With more than 90 percent of votes counted, Mitsotakis’s New Democracy party had 39.8% of the vote, while Tsipras’s Syriza party had 31.6%.
Tsipras, 44, rejected as the Greek leader after four years, conceded defeat and called Mitsotakis, 51, to congratulate him on his victory.
“I asked for a strong mandate to change Greece. You offered it generously,” Mitsotakis said in his victory speech. “From today, a difficult but beautiful fight begins…. Greeks deserve better and the time has come for us to prove it,” he said.
Mitsotakis, a graduate of Harvard in the U.S., will have a 158-seat majority in the 300-member Greek parliament.

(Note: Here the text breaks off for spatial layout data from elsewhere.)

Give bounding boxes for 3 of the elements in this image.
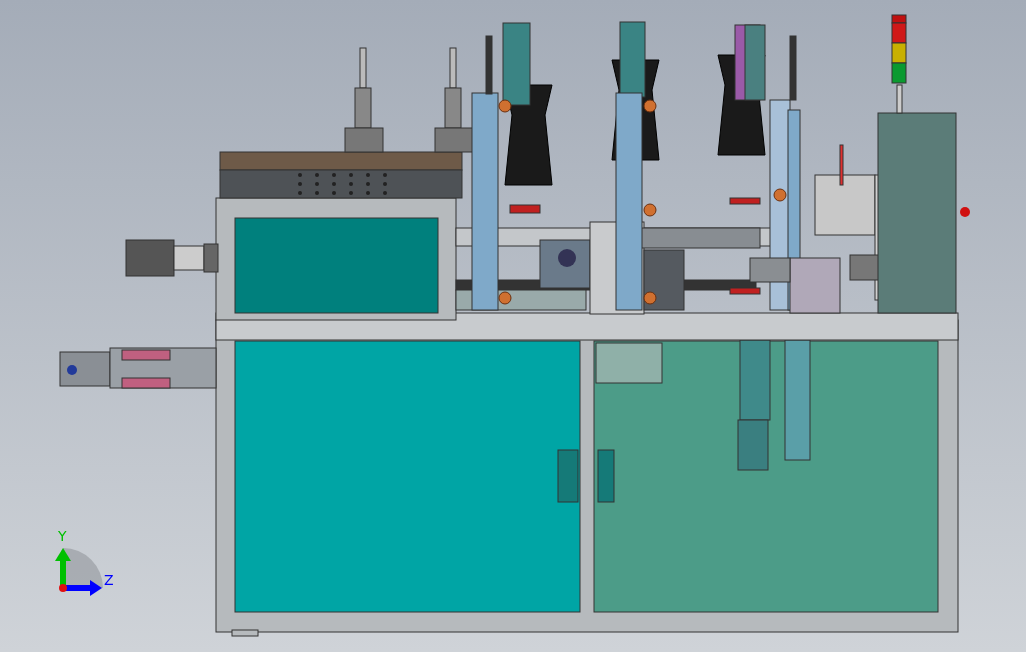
origin-dot-icon	[59, 584, 67, 592]
axis-label: Y	[58, 528, 67, 544]
axis-label: Z	[104, 572, 114, 588]
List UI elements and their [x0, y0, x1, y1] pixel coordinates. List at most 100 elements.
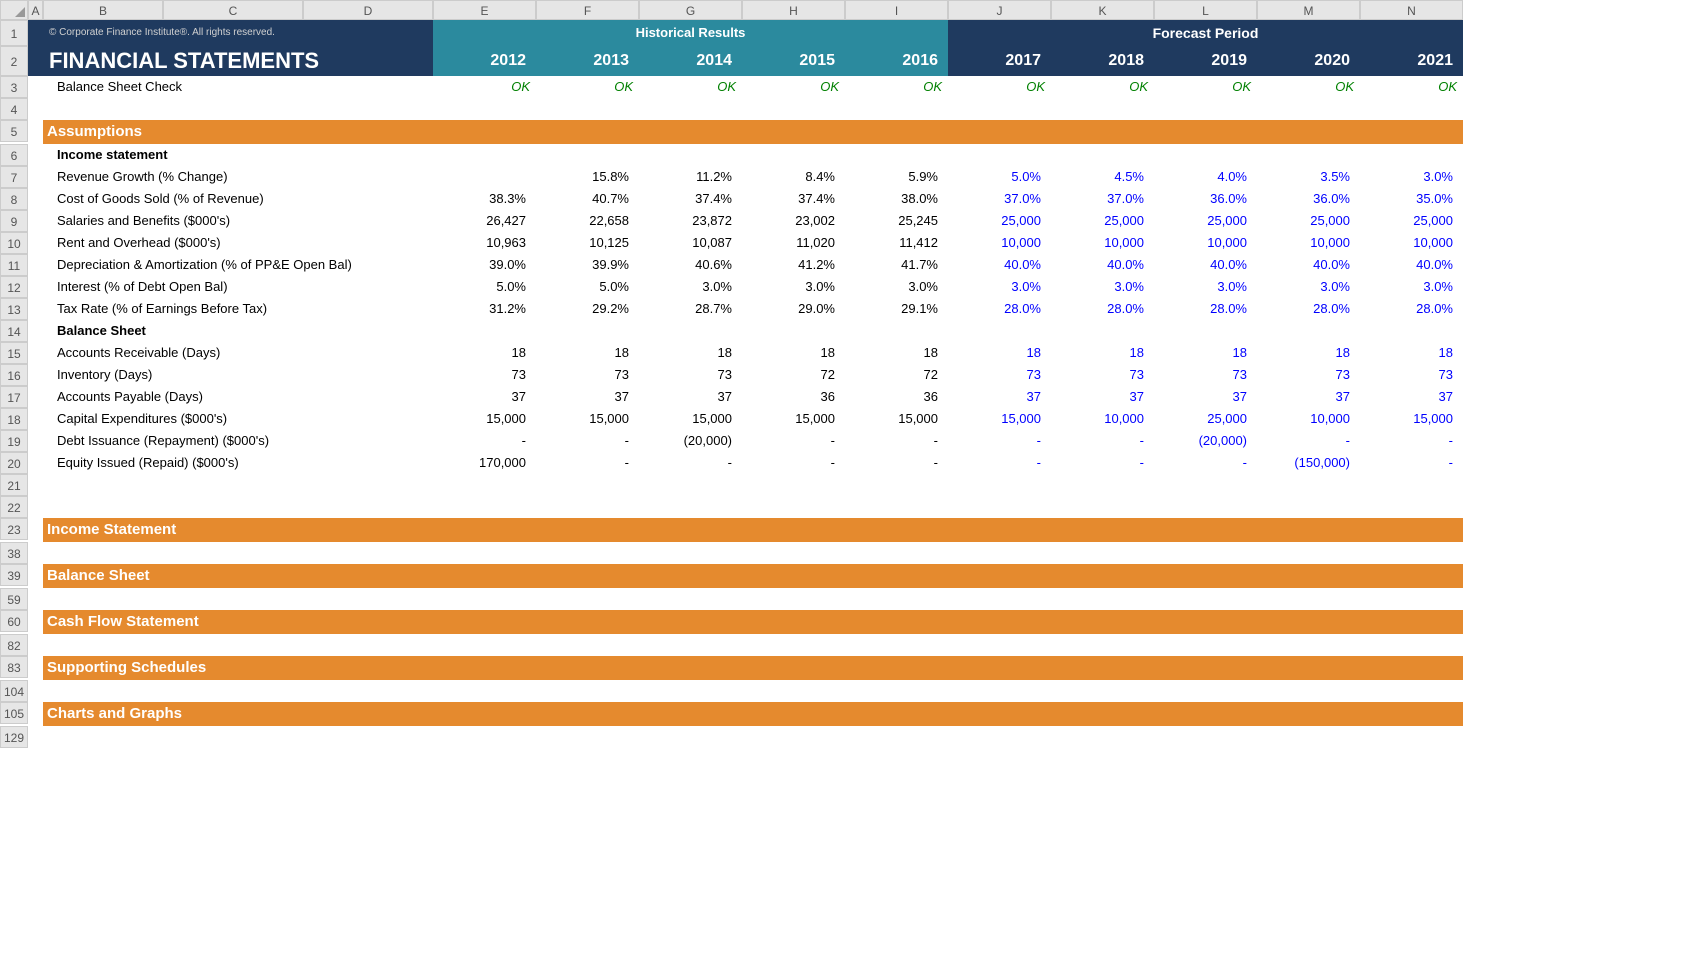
- cell[interactable]: 72: [845, 364, 948, 386]
- row-header[interactable]: 12: [0, 276, 28, 298]
- cell[interactable]: [28, 680, 1463, 702]
- year-2015[interactable]: 2015: [742, 46, 845, 76]
- row-header[interactable]: 7: [0, 166, 28, 188]
- cell[interactable]: [28, 20, 43, 46]
- row-header[interactable]: 11: [0, 254, 28, 276]
- row-header[interactable]: 59: [0, 588, 28, 610]
- cell[interactable]: 40.0%: [1154, 254, 1257, 276]
- label-capex[interactable]: Capital Expenditures ($000's): [43, 408, 433, 430]
- cell[interactable]: 18: [845, 342, 948, 364]
- section-charts[interactable]: Charts and Graphs: [43, 702, 1463, 726]
- cell[interactable]: [28, 320, 43, 342]
- cell[interactable]: (20,000): [639, 430, 742, 452]
- col-header-g[interactable]: G: [639, 0, 742, 20]
- row-header[interactable]: 22: [0, 496, 28, 518]
- cell[interactable]: 29.2%: [536, 298, 639, 320]
- cell[interactable]: (150,000): [1257, 452, 1360, 474]
- cell[interactable]: 3.0%: [1360, 166, 1463, 188]
- section-income-statement[interactable]: Income Statement: [43, 518, 1463, 542]
- cell[interactable]: 73: [948, 364, 1051, 386]
- year-2017[interactable]: 2017: [948, 46, 1051, 76]
- cell[interactable]: 35.0%: [1360, 188, 1463, 210]
- cell[interactable]: 3.0%: [1360, 276, 1463, 298]
- cell[interactable]: 18: [1257, 342, 1360, 364]
- cell[interactable]: 40.0%: [1360, 254, 1463, 276]
- year-2019[interactable]: 2019: [1154, 46, 1257, 76]
- col-header-j[interactable]: J: [948, 0, 1051, 20]
- row-header[interactable]: 60: [0, 610, 28, 632]
- row-header[interactable]: 18: [0, 408, 28, 430]
- cell[interactable]: 18: [1051, 342, 1154, 364]
- bs-check-2019[interactable]: OK: [1154, 76, 1257, 98]
- cell[interactable]: 41.7%: [845, 254, 948, 276]
- cell[interactable]: 11,020: [742, 232, 845, 254]
- cell[interactable]: 26,427: [433, 210, 536, 232]
- income-statement-header[interactable]: Income statement: [43, 144, 433, 166]
- cell[interactable]: -: [1360, 430, 1463, 452]
- row-header[interactable]: 2: [0, 46, 28, 76]
- bs-check-2017[interactable]: OK: [948, 76, 1051, 98]
- year-2016[interactable]: 2016: [845, 46, 948, 76]
- label-ar[interactable]: Accounts Receivable (Days): [43, 342, 433, 364]
- section-cash-flow[interactable]: Cash Flow Statement: [43, 610, 1463, 634]
- cell[interactable]: [28, 656, 43, 678]
- cell[interactable]: -: [536, 452, 639, 474]
- col-header-h[interactable]: H: [742, 0, 845, 20]
- cell[interactable]: 29.1%: [845, 298, 948, 320]
- cell[interactable]: 41.2%: [742, 254, 845, 276]
- bs-check-2021[interactable]: OK: [1360, 76, 1463, 98]
- col-header-a[interactable]: A: [28, 0, 43, 20]
- row-header[interactable]: 6: [0, 144, 28, 166]
- cell[interactable]: 18: [1154, 342, 1257, 364]
- section-balance-sheet[interactable]: Balance Sheet: [43, 564, 1463, 588]
- cell[interactable]: 25,000: [948, 210, 1051, 232]
- col-header-b[interactable]: B: [43, 0, 163, 20]
- cell[interactable]: [28, 702, 43, 724]
- cell[interactable]: [28, 386, 43, 408]
- cell[interactable]: 40.7%: [536, 188, 639, 210]
- cell[interactable]: 25,000: [1257, 210, 1360, 232]
- cell[interactable]: [28, 726, 1463, 748]
- cell[interactable]: 40.0%: [1051, 254, 1154, 276]
- cell[interactable]: 10,000: [1257, 408, 1360, 430]
- cell[interactable]: -: [1051, 452, 1154, 474]
- cell[interactable]: 39.0%: [433, 254, 536, 276]
- cell[interactable]: 4.5%: [1051, 166, 1154, 188]
- cell[interactable]: 25,000: [1360, 210, 1463, 232]
- cell[interactable]: -: [1360, 452, 1463, 474]
- bs-check-2012[interactable]: OK: [433, 76, 536, 98]
- cell[interactable]: 18: [433, 342, 536, 364]
- cell[interactable]: 72: [742, 364, 845, 386]
- cell[interactable]: 25,000: [1154, 408, 1257, 430]
- row-header[interactable]: 21: [0, 474, 28, 496]
- bs-check-2016[interactable]: OK: [845, 76, 948, 98]
- row-header[interactable]: 83: [0, 656, 28, 678]
- year-2012[interactable]: 2012: [433, 46, 536, 76]
- cell[interactable]: 10,000: [1051, 232, 1154, 254]
- cell[interactable]: 5.9%: [845, 166, 948, 188]
- row-header[interactable]: 10: [0, 232, 28, 254]
- cell[interactable]: 25,000: [1051, 210, 1154, 232]
- cell[interactable]: 73: [433, 364, 536, 386]
- cell[interactable]: 28.0%: [1360, 298, 1463, 320]
- cell[interactable]: 36.0%: [1154, 188, 1257, 210]
- cell[interactable]: 28.0%: [948, 298, 1051, 320]
- cell[interactable]: 38.0%: [845, 188, 948, 210]
- cell[interactable]: [433, 166, 536, 188]
- cell[interactable]: [28, 364, 43, 386]
- cell[interactable]: 11,412: [845, 232, 948, 254]
- cell[interactable]: 36: [742, 386, 845, 408]
- cell[interactable]: [28, 166, 43, 188]
- cell[interactable]: 37: [1360, 386, 1463, 408]
- row-header[interactable]: 23: [0, 518, 28, 540]
- cell[interactable]: [28, 430, 43, 452]
- label-cogs[interactable]: Cost of Goods Sold (% of Revenue): [43, 188, 433, 210]
- cell[interactable]: 37: [1257, 386, 1360, 408]
- cell[interactable]: 10,000: [1257, 232, 1360, 254]
- cell[interactable]: 23,002: [742, 210, 845, 232]
- cell[interactable]: [28, 474, 1463, 496]
- cell[interactable]: 37.4%: [742, 188, 845, 210]
- cell[interactable]: [433, 144, 1463, 166]
- cell[interactable]: 37.4%: [639, 188, 742, 210]
- cell[interactable]: 36: [845, 386, 948, 408]
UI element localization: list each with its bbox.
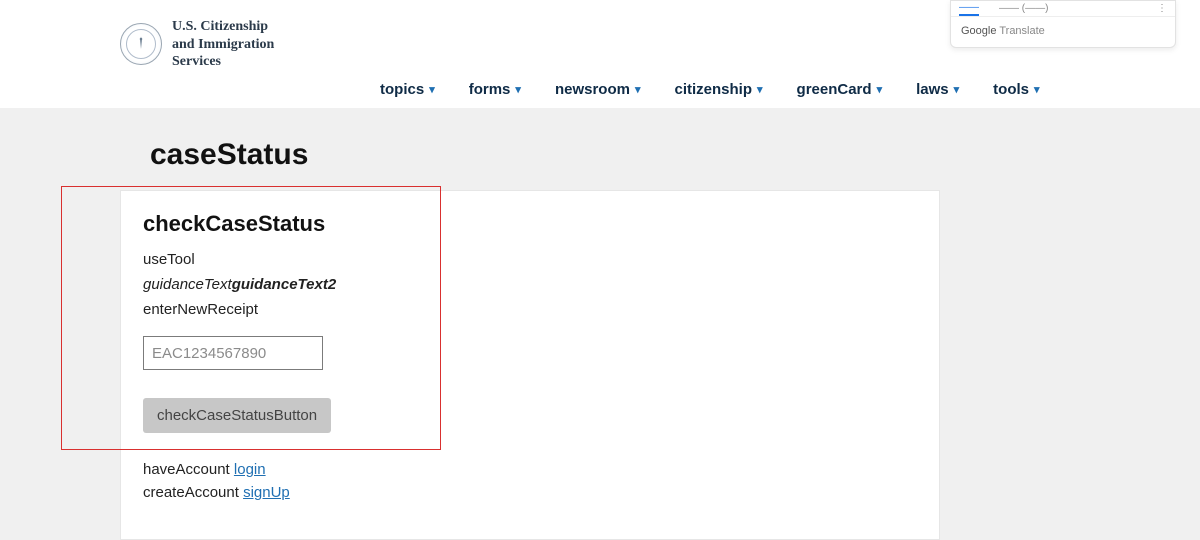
card-content: checkCaseStatus useTool guidanceTextguid… <box>121 191 939 517</box>
chevron-down-icon: ▾ <box>515 83 521 96</box>
nav-label: laws <box>916 81 949 98</box>
chevron-down-icon: ▾ <box>757 83 763 96</box>
signup-link[interactable]: signUp <box>243 484 290 501</box>
use-tool-text: useTool <box>143 251 917 268</box>
have-account-line: haveAccount login <box>143 461 917 478</box>
enter-receipt-label: enterNewReceipt <box>143 301 917 318</box>
page-title: caseStatus <box>150 138 940 172</box>
nav-label: topics <box>380 81 424 98</box>
site-header: U.S. Citizenship and Immigration Service… <box>0 0 1200 108</box>
chevron-down-icon: ▾ <box>877 83 883 96</box>
google-label: Google <box>961 25 996 37</box>
agency-line1: U.S. Citizenship <box>172 18 274 36</box>
nav-label: forms <box>469 81 511 98</box>
nav-label: tools <box>993 81 1029 98</box>
nav-laws[interactable]: laws ▾ <box>916 81 959 98</box>
main-content: caseStatus checkCaseStatus useTool guida… <box>120 138 940 540</box>
agency-name: U.S. Citizenship and Immigration Service… <box>172 18 274 71</box>
guidance-text-1: guidanceText <box>143 276 232 293</box>
guidance-text-2: guidanceText2 <box>232 276 336 293</box>
create-account-line: createAccount signUp <box>143 484 917 501</box>
nav-green-card[interactable]: greenCard ▾ <box>797 81 883 98</box>
liberty-icon <box>131 34 151 54</box>
agency-line3: Services <box>172 53 274 71</box>
chevron-down-icon: ▾ <box>429 83 435 96</box>
nav-tools[interactable]: tools ▾ <box>993 81 1039 98</box>
have-account-prefix: haveAccount <box>143 461 234 478</box>
nav-forms[interactable]: forms ▾ <box>469 81 521 98</box>
nav-citizenship[interactable]: citizenship ▾ <box>674 81 762 98</box>
nav-topics[interactable]: topics ▾ <box>380 81 435 98</box>
guidance-line: guidanceTextguidanceText2 <box>143 276 917 293</box>
chevron-down-icon: ▾ <box>1034 83 1040 96</box>
section-title: checkCaseStatus <box>143 211 917 237</box>
login-link[interactable]: login <box>234 461 266 478</box>
uscis-seal-icon <box>120 23 162 65</box>
google-translate-widget[interactable]: —— —— (——) ⋮ Google Translate <box>950 0 1176 48</box>
nav-label: newsroom <box>555 81 630 98</box>
translate-label: Translate <box>996 25 1044 37</box>
create-account-prefix: createAccount <box>143 484 243 501</box>
translate-menu-icon[interactable]: ⋮ <box>1157 3 1167 14</box>
check-case-status-button[interactable]: checkCaseStatusButton <box>143 398 331 433</box>
nav-label: citizenship <box>674 81 752 98</box>
translate-tabs: —— —— (——) ⋮ <box>951 1 1175 17</box>
logo-area: U.S. Citizenship and Immigration Service… <box>120 18 274 71</box>
receipt-number-input[interactable] <box>143 336 323 370</box>
chevron-down-icon: ▾ <box>635 83 641 96</box>
primary-nav: topics ▾ forms ▾ newsroom ▾ citizenship … <box>0 81 1200 98</box>
account-links: haveAccount login createAccount signUp <box>143 461 917 501</box>
translate-attribution: Google Translate <box>951 17 1175 47</box>
agency-line2: and Immigration <box>172 36 274 54</box>
chevron-down-icon: ▾ <box>954 83 960 96</box>
nav-newsroom[interactable]: newsroom ▾ <box>555 81 641 98</box>
translate-tab-other[interactable]: —— (——) <box>999 3 1048 14</box>
nav-label: greenCard <box>797 81 872 98</box>
case-status-card: checkCaseStatus useTool guidanceTextguid… <box>120 190 940 540</box>
translate-tab-active[interactable]: —— <box>959 2 979 16</box>
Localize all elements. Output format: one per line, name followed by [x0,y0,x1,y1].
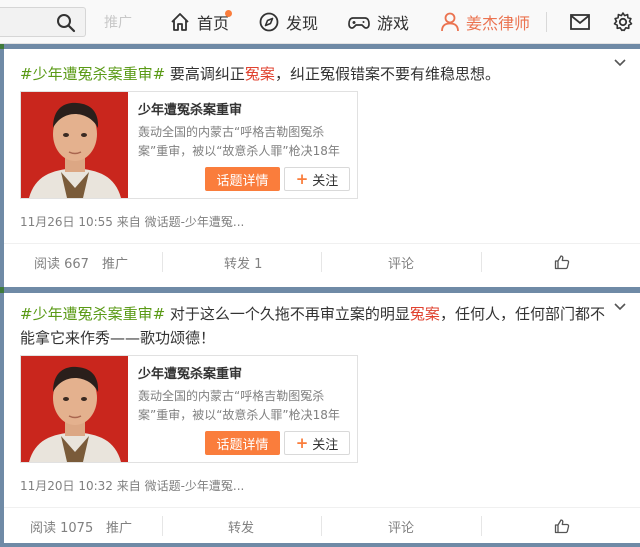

He is the son of a former prime minister, Konstantinos Mitsotakis, brother of a former foreign minister, Theodora “Dora” Bakoyanni, and uncle to a newly elected mayor of Athens.
Mitsotakis has pledged to create “better” jobs through foreign investment, tax cuts and removing obstacles for businesses.
Tsipras had called the election three months earlier than scheduled after his Syriza party suffered a severe defeat in European Union and local elections in May and early June.
Greece is just beginning to recover from a massive financial crisis that included soaring unemployment and steep poverty levels. The country was forced to accept billions of dollars in financial bailouts from the International Monetary Fund, other eurozone countries and the European Central Bank that required deep spending cuts and other reforms.